Despite these limitations, I do think there was greater success in simplifying the data to provide something understandable. Especially the final slide, which provides a final percent (30%) of progress the state overall has made towards achieving the ideal Mount Laurel fair share obligations through 2025.

Retrospective

Overall I am proud of this project, and plan to send it to the FSHC to see if they might want to use it for something. Perhaps it would make a good blog post for them, assuming my writing and visualizations are accurate. I had two main areas in which I believe this could be improved, in addition to the aforementioned lack of a complete picture of all of the factors that go into affordable housing numbers.

The first area is trying to normalize the data. This was discussed very early on (normalizing housing numbers with municipality populations, so your perceptions of each municipalities fair share is not skewed by high-population areas), but I was not able to perform the calculations in time. Dr. Kinsey’s data only includes Low to moderate-income household calculations at the regional level, so I would have to get the raw American Community Survey data and process it down to find the number of low to moderate-income households per municipality. This could surely be done with more time.

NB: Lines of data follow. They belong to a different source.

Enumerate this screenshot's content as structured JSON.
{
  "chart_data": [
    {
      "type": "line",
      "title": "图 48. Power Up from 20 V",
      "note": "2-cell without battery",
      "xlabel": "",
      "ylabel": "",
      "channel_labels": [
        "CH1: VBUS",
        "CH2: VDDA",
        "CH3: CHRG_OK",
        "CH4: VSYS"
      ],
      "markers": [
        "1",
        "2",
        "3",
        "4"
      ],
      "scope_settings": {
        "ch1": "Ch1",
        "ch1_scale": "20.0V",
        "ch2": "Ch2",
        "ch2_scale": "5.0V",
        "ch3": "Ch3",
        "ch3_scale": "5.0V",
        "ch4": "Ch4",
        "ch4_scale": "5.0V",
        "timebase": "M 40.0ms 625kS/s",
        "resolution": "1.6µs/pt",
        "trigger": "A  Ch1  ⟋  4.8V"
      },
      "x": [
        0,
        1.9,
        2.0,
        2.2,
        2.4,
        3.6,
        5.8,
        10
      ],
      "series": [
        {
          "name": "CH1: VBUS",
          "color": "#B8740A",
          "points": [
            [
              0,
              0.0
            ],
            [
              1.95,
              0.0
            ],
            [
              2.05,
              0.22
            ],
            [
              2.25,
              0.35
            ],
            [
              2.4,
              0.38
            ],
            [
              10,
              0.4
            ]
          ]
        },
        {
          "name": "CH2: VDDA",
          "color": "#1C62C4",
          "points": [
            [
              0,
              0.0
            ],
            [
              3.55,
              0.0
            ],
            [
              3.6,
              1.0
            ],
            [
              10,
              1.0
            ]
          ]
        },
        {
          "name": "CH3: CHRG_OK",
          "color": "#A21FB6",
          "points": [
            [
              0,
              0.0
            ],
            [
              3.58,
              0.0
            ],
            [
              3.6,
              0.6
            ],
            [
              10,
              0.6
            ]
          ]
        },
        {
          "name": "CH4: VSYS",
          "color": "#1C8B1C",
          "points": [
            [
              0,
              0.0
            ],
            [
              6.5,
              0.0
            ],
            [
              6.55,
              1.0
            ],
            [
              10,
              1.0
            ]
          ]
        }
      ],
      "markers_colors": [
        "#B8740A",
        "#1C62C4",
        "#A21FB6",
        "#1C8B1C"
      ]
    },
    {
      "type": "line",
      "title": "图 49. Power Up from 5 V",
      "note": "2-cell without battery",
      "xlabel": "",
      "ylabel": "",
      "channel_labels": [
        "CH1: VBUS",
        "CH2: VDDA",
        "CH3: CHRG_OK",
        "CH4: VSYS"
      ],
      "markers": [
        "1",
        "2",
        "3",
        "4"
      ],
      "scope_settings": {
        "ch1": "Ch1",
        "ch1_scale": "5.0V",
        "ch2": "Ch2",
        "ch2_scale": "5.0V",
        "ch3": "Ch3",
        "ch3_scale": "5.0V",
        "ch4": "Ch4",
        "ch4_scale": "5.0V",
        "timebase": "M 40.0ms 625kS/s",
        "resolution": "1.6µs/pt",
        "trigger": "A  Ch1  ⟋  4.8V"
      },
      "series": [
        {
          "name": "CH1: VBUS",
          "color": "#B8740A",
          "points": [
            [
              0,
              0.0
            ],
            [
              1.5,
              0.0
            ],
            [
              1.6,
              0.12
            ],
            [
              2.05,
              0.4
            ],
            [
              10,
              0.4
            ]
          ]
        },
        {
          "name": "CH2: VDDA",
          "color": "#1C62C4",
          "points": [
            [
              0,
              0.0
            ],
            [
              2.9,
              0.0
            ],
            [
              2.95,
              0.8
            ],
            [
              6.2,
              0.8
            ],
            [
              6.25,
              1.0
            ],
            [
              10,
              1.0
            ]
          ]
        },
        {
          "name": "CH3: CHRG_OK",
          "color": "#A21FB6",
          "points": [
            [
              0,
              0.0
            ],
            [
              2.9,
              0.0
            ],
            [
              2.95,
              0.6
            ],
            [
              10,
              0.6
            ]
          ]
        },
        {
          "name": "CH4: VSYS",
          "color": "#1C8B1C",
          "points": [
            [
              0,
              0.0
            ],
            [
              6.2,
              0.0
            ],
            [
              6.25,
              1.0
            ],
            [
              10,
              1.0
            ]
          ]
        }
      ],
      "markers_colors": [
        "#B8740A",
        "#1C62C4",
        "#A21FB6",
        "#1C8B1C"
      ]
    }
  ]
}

The second area that I would have liked to expand on is providing some narrative to the opposing side (municipalities wanting to build less affordable housing). While many of the rationales are exclusionary and “Not in my backyard,” one critical aspect warrants more discussion. That aspect is that building affordable housing can only be done through developers by law (a municipality cannot build their own housing directly). Because of this, towns must work with developers, who will only build at a 4:1 ratio. That is, for every 4 luxury/normal housing units, 1 affordable housing unit gets built. Developers force this ratio to ensure they still make a profit while building affordable housing. Because of this system, if a town needs to build 100 affordable housing units, it’s likely they actually will need to build closer to 500 total new units. This 5-fold increase in actual housing likely has a much larger impact on communities (sewer, school tax base, infrastructure, density, etc), and is less talked-about in the affordable housing discussion, in my opinion.

Overall I think this project provides a mid-level dive into the Mount Laurel Doctrine through data, history, and visuals, and will hopefully be an interesting read.